GRE – an Alternative to Ships' Metal Pipes

By George Backwell at August 20, 2011 22:23
Filed Under: General

Pipework typically needs to be replaced two or three times during the lifetime of a ship, but arising from recent advances in manufacturing technology there are alternatives to ferrous metal pipework. Dubai-based multinational manufacturers Future Pipe Industries (FPI), who are in the forefront of this developing technology, assert that their GRE (Glass Fibre Reinforced Epoxy) pipes will last the whole lifetime of the ship.

Pipework Safety Issues

Pipes remain unnoticed as they go quietly about their business, which is mainly to convey fluid of some kind (air and gas too) throughout a labyrinth of pipework that invades  almost every space in the ship, and which, according to a jointly authored paper by Standard P&I Mutual Insurance Club and RINA, is a system like no other with such enormous potential to cause fire, pollution, and flooding.

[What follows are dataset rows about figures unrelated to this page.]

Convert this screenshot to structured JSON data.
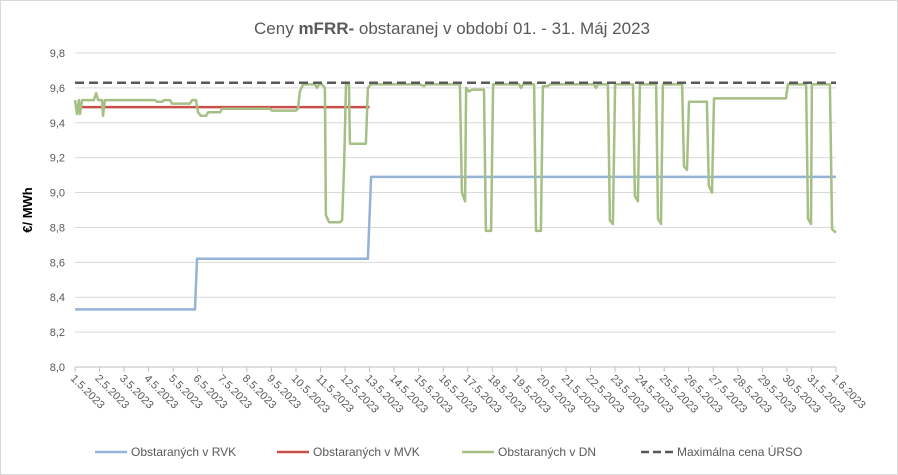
{
  "chart_data": {
    "type": "line",
    "title": [
      "Ceny",
      "mFRR-",
      "obstaranej v období 01. - 31. Máj 2023"
    ],
    "y_label": "€/ MWh",
    "xlim": [
      1,
      32
    ],
    "xticks": [
      {
        "value": 1,
        "label": "1.5.2023"
      },
      {
        "value": 2,
        "label": "2.5.2023"
      },
      {
        "value": 3,
        "label": "3.5.2023"
      },
      {
        "value": 4,
        "label": "4.5.2023"
      },
      {
        "value": 5,
        "label": "5.5.2023"
      },
      {
        "value": 6,
        "label": "6.5.2023"
      },
      {
        "value": 7,
        "label": "7.5.2023"
      },
      {
        "value": 8,
        "label": "8.5.2023"
      },
      {
        "value": 9,
        "label": "9.5.2023"
      },
      {
        "value": 10,
        "label": "10.5.2023"
      },
      {
        "value": 11,
        "label": "11.5.2023"
      },
      {
        "value": 12,
        "label": "12.5.2023"
      },
      {
        "value": 13,
        "label": "13.5.2023"
      },
      {
        "value": 14,
        "label": "14.5.2023"
      },
      {
        "value": 15,
        "label": "15.5.2023"
      },
      {
        "value": 16,
        "label": "16.5.2023"
      },
      {
        "value": 17,
        "label": "17.5.2023"
      },
      {
        "value": 18,
        "label": "18.5.2023"
      },
      {
        "value": 19,
        "label": "19.5.2023"
      },
      {
        "value": 20,
        "label": "20.5.2023"
      },
      {
        "value": 21,
        "label": "21.5.2023"
      },
      {
        "value": 22,
        "label": "22.5.2023"
      },
      {
        "value": 23,
        "label": "23.5.2023"
      },
      {
        "value": 24,
        "label": "24.5.2023"
      },
      {
        "value": 25,
        "label": "25.5.2023"
      },
      {
        "value": 26,
        "label": "26.5.2023"
      },
      {
        "value": 27,
        "label": "27.5.2023"
      },
      {
        "value": 28,
        "label": "28.5.2023"
      },
      {
        "value": 29,
        "label": "29.5.2023"
      },
      {
        "value": 30,
        "label": "30.5.2023"
      },
      {
        "value": 31,
        "label": "31.5.2023"
      },
      {
        "value": 32,
        "label": "1.6.2023"
      }
    ],
    "ylim": [
      8,
      9.8
    ],
    "yticks": [
      {
        "value": 8,
        "label": "8,0"
      },
      {
        "value": 8.2,
        "label": "8,2"
      },
      {
        "value": 8.4,
        "label": "8,4"
      },
      {
        "value": 8.6,
        "label": "8,6"
      },
      {
        "value": 8.8,
        "label": "8,8"
      },
      {
        "value": 9,
        "label": "9,0"
      },
      {
        "value": 9.2,
        "label": "9,2"
      },
      {
        "value": 9.4,
        "label": "9,4"
      },
      {
        "value": 9.6,
        "label": "9,6"
      },
      {
        "value": 9.8,
        "label": "9,8"
      }
    ],
    "grid": true,
    "legend": "bottom",
    "series": [
      {
        "name": "Obstaraných v RVK",
        "color": "#95b3d7",
        "x": [
          1,
          5.89,
          5.97,
          12.93,
          13.06,
          32
        ],
        "values": [
          8.33,
          8.33,
          8.62,
          8.62,
          9.09,
          9.09
        ]
      },
      {
        "name": "Obstaraných v MVK",
        "color": "#c9504a",
        "x": [
          1,
          13
        ],
        "values": [
          9.49,
          9.49
        ]
      },
      {
        "name": "Obstaraných v DN",
        "color": "#a6bf84",
        "x": [
          1.0,
          1.08,
          1.16,
          1.2,
          1.29,
          1.77,
          1.86,
          1.94,
          2.1,
          2.14,
          2.22,
          4.26,
          4.34,
          4.54,
          4.63,
          4.87,
          4.95,
          5.68,
          5.77,
          5.93,
          6.01,
          6.13,
          6.34,
          6.42,
          6.91,
          6.99,
          8.94,
          9.02,
          10.0,
          10.08,
          10.16,
          10.29,
          10.78,
          10.86,
          10.94,
          11.06,
          11.18,
          11.22,
          11.35,
          11.79,
          11.88,
          11.96,
          12.04,
          12.16,
          12.2,
          12.85,
          12.93,
          13.06,
          15.05,
          15.22,
          15.3,
          16.6,
          16.68,
          16.76,
          16.89,
          16.93,
          17.05,
          17.17,
          17.66,
          17.74,
          17.95,
          18.03,
          19.09,
          19.17,
          19.25,
          19.7,
          19.78,
          19.98,
          20.06,
          20.27,
          20.35,
          22.14,
          22.22,
          22.3,
          22.71,
          22.79,
          22.91,
          23.0,
          23.73,
          23.81,
          23.93,
          24.01,
          24.67,
          24.75,
          24.87,
          24.95,
          25.73,
          25.81,
          25.93,
          26.01,
          26.74,
          26.82,
          26.95,
          27.03,
          29.96,
          30.04,
          30.78,
          30.86,
          30.98,
          31.02,
          31.75,
          31.84,
          32.0
        ],
        "values": [
          9.53,
          9.45,
          9.53,
          9.45,
          9.53,
          9.53,
          9.57,
          9.53,
          9.53,
          9.44,
          9.53,
          9.53,
          9.52,
          9.52,
          9.53,
          9.53,
          9.51,
          9.51,
          9.53,
          9.53,
          9.46,
          9.44,
          9.44,
          9.46,
          9.46,
          9.48,
          9.48,
          9.47,
          9.47,
          9.48,
          9.58,
          9.62,
          9.62,
          9.6,
          9.62,
          9.62,
          9.6,
          8.87,
          8.83,
          8.83,
          8.84,
          9.15,
          9.62,
          9.62,
          9.28,
          9.28,
          9.6,
          9.62,
          9.62,
          9.61,
          9.62,
          9.62,
          9.62,
          9.0,
          8.95,
          9.6,
          9.58,
          9.59,
          9.59,
          8.78,
          8.78,
          9.62,
          9.62,
          9.6,
          9.62,
          9.62,
          8.78,
          8.78,
          9.61,
          9.61,
          9.62,
          9.62,
          9.6,
          9.62,
          9.62,
          8.84,
          8.82,
          9.62,
          9.62,
          8.98,
          8.95,
          9.62,
          9.62,
          8.85,
          8.82,
          9.62,
          9.62,
          9.15,
          9.13,
          9.52,
          9.52,
          9.04,
          9.0,
          9.54,
          9.54,
          9.62,
          9.62,
          8.85,
          8.82,
          9.62,
          9.62,
          8.79,
          8.77
        ]
      },
      {
        "name": "Maximálna cena ÚRSO",
        "color": "#595959",
        "dash": true,
        "x": [
          1,
          32
        ],
        "values": [
          9.63,
          9.63
        ]
      }
    ]
  }
}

Examining the causes of accidents involving burst and leaking pipes, classification society DNV judged that corrosion was one of the major influencing factors to cause steel pipework failures. Thus GRE composition pipes are not only more durable but they enhance ship safety.

GRE Pipework System Applications

Interestingly, aboard RoRo ferry Tor Ficaria, the pipework of the exhaust gas scrubber unit (retrofitted by Aalborg Industries in 2009, and at that time the largest marine seawater-freshwater scrubber in the world) has been found corroded, probably by combination of dissolved pollutants with the caustic-soda freshwater mix, and instead a complete GRE replacement pipe system to the unit is to be supplied by FPI.

Tor Ficaria & EGCS Scrubber Unit: Courtesy of Aalborg Industries

SOLAS (Safety of Life at Sea Convention) sets out requirements for fire safety in engine rooms, where for example double-skinned low carbon steel alloy pipes are used to deliver fuel at high pressure (between 600 and 900 bar) to engine combustion chambers; a territory likely out of reach of the GRE constructed pipe.

Nevertheless though, elsewhere in the engine room, large diameter main engine seawater cooling systems, usually mild steel, are particularly prone to corrosion even if galvanised or made up of copper alloys, since the fluid flow is continuously in motion to cause abrasive corrosion and erosion of the pipe interiors. FPI has already extensively replaced corroded steel pipework with GRE in two Swedish icebreakers, and is contracted to replace the seawater cooling system of a third icebreaker, Ymer.

Comments (1) -

Glad to see that composite technology is starting to become more widely accepted.